Duisburg/Essen.. Fritz Bohnsack lehrte von 1975 bis 1988 Pädagogik an der Uni Duisburg-Essen. Jetzt hat er eine „Sinnvertiefung im Alltag“ formuliert.
Wenn Prof. Fritz Bohnsack an einem Buch schreibt, verzettelt er sich gerne – das ist Teil seines kreativen Systems. Er stapelt hunderte Karteikarten übereinander, bis sie sich auf seinem Schreibtisch zu einem Gebirge auftürmen. Erst dann hat der 93-Jährige den besten Ausblick auf ein Thema. Dabei hat es der emeritierte Professor der Universität Duisburg-Essen (UDE) nach über 170 Publikationen gar nicht mehr nötig, wissenschaftliche Texte zu veröffentlichen. „Ich mische nur noch aus Spaß mit“, sagt er mit einem Lächeln.
Es geht um Spiritualität
In seinem neuen Band „Sinnvertiefung im Alltag“ beschäftigt sich der Erziehungswissenschaftler mit Spiritualität. Bohnsack schreibt: Die traditionellen Religionen sind dabei, sich aufzulösen.

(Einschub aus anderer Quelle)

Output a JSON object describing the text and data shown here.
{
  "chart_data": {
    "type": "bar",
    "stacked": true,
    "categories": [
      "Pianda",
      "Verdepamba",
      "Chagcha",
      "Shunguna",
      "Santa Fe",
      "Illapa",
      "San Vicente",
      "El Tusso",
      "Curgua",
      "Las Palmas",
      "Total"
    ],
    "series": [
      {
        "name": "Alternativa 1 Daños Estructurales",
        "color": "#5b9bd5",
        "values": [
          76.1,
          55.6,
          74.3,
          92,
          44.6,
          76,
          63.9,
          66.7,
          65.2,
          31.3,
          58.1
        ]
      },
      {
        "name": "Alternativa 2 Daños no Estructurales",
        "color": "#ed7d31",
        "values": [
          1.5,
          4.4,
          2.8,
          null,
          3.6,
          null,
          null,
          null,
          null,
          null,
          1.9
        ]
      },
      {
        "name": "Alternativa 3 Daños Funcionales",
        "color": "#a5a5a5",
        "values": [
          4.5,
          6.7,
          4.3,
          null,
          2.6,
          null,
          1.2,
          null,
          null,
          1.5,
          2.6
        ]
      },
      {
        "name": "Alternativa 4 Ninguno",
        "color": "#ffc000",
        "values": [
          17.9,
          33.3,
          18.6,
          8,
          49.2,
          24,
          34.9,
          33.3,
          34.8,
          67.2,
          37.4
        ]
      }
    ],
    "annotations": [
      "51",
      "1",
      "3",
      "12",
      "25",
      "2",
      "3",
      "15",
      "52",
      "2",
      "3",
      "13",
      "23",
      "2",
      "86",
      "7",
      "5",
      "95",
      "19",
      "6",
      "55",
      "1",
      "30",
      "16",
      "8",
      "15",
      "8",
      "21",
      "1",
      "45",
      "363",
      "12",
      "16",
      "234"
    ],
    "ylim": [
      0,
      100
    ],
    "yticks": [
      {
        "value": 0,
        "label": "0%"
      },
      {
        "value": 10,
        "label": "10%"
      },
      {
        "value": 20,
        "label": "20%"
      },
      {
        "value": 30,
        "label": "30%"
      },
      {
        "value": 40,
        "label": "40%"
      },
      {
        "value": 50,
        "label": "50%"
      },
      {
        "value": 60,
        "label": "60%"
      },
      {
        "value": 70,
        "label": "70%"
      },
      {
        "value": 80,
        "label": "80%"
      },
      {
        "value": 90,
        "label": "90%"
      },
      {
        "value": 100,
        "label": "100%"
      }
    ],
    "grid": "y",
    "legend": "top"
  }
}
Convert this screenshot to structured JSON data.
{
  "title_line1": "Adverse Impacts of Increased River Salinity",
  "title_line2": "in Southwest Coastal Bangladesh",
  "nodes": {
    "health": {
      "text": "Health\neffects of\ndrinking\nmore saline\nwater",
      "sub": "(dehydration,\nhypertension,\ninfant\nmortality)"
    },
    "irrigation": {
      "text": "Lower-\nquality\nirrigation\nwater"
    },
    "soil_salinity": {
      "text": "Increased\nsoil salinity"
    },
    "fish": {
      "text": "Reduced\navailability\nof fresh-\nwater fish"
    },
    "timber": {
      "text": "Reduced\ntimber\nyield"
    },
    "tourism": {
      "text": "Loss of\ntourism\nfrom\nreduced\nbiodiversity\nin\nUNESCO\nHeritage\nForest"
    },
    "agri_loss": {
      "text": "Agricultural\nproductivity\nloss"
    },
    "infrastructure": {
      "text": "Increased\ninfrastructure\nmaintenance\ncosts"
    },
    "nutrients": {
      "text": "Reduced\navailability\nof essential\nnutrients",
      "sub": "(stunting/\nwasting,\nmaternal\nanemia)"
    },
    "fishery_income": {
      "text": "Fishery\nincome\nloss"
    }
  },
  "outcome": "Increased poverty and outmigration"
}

Die Menschen und besonders Schüler begeistern sich nur noch schwer für Themen aus der Bibel. „Die Mehrheit hat den Bezug dazu verloren“, sagt Bohnsack, der bis 1988 an der UDE Erziehungswissenschaften mit Schwerpunkt Schulpädagogik lehrte. „Bis zum knusprigen Alter von 65.“ Erst zu seinem 90. Geburtstag vor drei Jahren veröffentlichte er das Buch „Wie Schüler die Schule erleben“. Sein aktuelles Werk bezieht sich jedoch weniger auf Schule, sondern ist mehr philosophische Abhandlung über den Sinn des Lebens.
Es geht um Methoden der Sinnvertiefung, etwa Meditation, Achtsamkeit, den Buddhismus oder auch die Psychoanalyse. Denn: „Wer den Sinn seines Lebens verliert, verhungert“, drückt es Fritz Bohnsack aus. Vielmehr warnt er davor, dass der „Tiefgang den Menschen verloren zu gehen scheint“. Wenn nur das Vorankommen des Einzelnen zählt, gerate die Gesellschaft in eine Schieflage.
„Gerade in Zeiten, in denen junge Menschen zu Attentätern werden, ist das Thema Sinnvertiefung hochaktuell“, findet Prof. Dr. Isabell van Ackeren, die Prorektorin für Studium und Lehre an der UDE. Sie sieht eine große Verantwortung bei den Pädagogen: „Die Stärkung der Persönlichkeit ist ein wichtiges Thema“, sagt sie. Wer haltlos ist, ist anfällig für Ideologien. Schule müsse also weg vom Frontalunterricht und dem reinen Leistungsgedanken, hin zu alternativen Ansätzen, um den Heranwachsenden bei der Sinnvertiefung zu helfen. „Warum nicht etwa Meditation in der Schule anbieten?“, fragt die Bildungswissenschaftlerin. Tatsächlich gibt es Schulen in Essen wie das Nord-Ost-Gymnasium, die damit längst angefangen haben.
Vier bis acht Stunden Arbeit täglich
Fritz Bohnsack selbst findet das Sinnvolle auch im Urlaub, etwa auf der Insel Amrum. „Wenn die Sonne die Dünen in ein mildes Abendlicht taucht und eine kosmische Ruhe aufkommt, dann erlebe ich Sinnhaftigkeit“, sagt der 93-Jährige, der seit 15 Jahren meditiert. „Das Buch ist für Menschen, die suchen, die bereit sind, zu kneten, Lösungen zu erarbeiten.“ Schließlich handelt es sich bei seinem Band nicht um leichte Leselektüre, sondern um eine wissenschaftliche Abhandlung. „Das Buch ist zwar nicht einfach zu lesen, aber seine Botschaft ist einfach“, fasst es Fritz Bohnsack zusammen. „Mach’ die Augen auf, dann siehst du, wie sinnvoll die Kleinigkeiten vor dir sind, dann siehst du den größeren Zusammenhang.“
Mit seiner Frau Lieselotte lebt Fritz Bohnsack in der Rellinghauser Seniorenresidenz Augustinum. Vier bis acht Stunden am Tag verbringt er an seinem Schreibtisch mit dem Lesen, Sammeln und Schreiben von Fachliteratur. Daher hat er längst Pläne für sein nächstes Buch. „Darin soll es um den Unterschied zwischen Person und Persönlichkeit gehen“, sagt Fritz Bohnsack. Wie sinnvoll, wenn die Kartengebirge auf dem Schreibtisch weiter in die Höhe wachsen.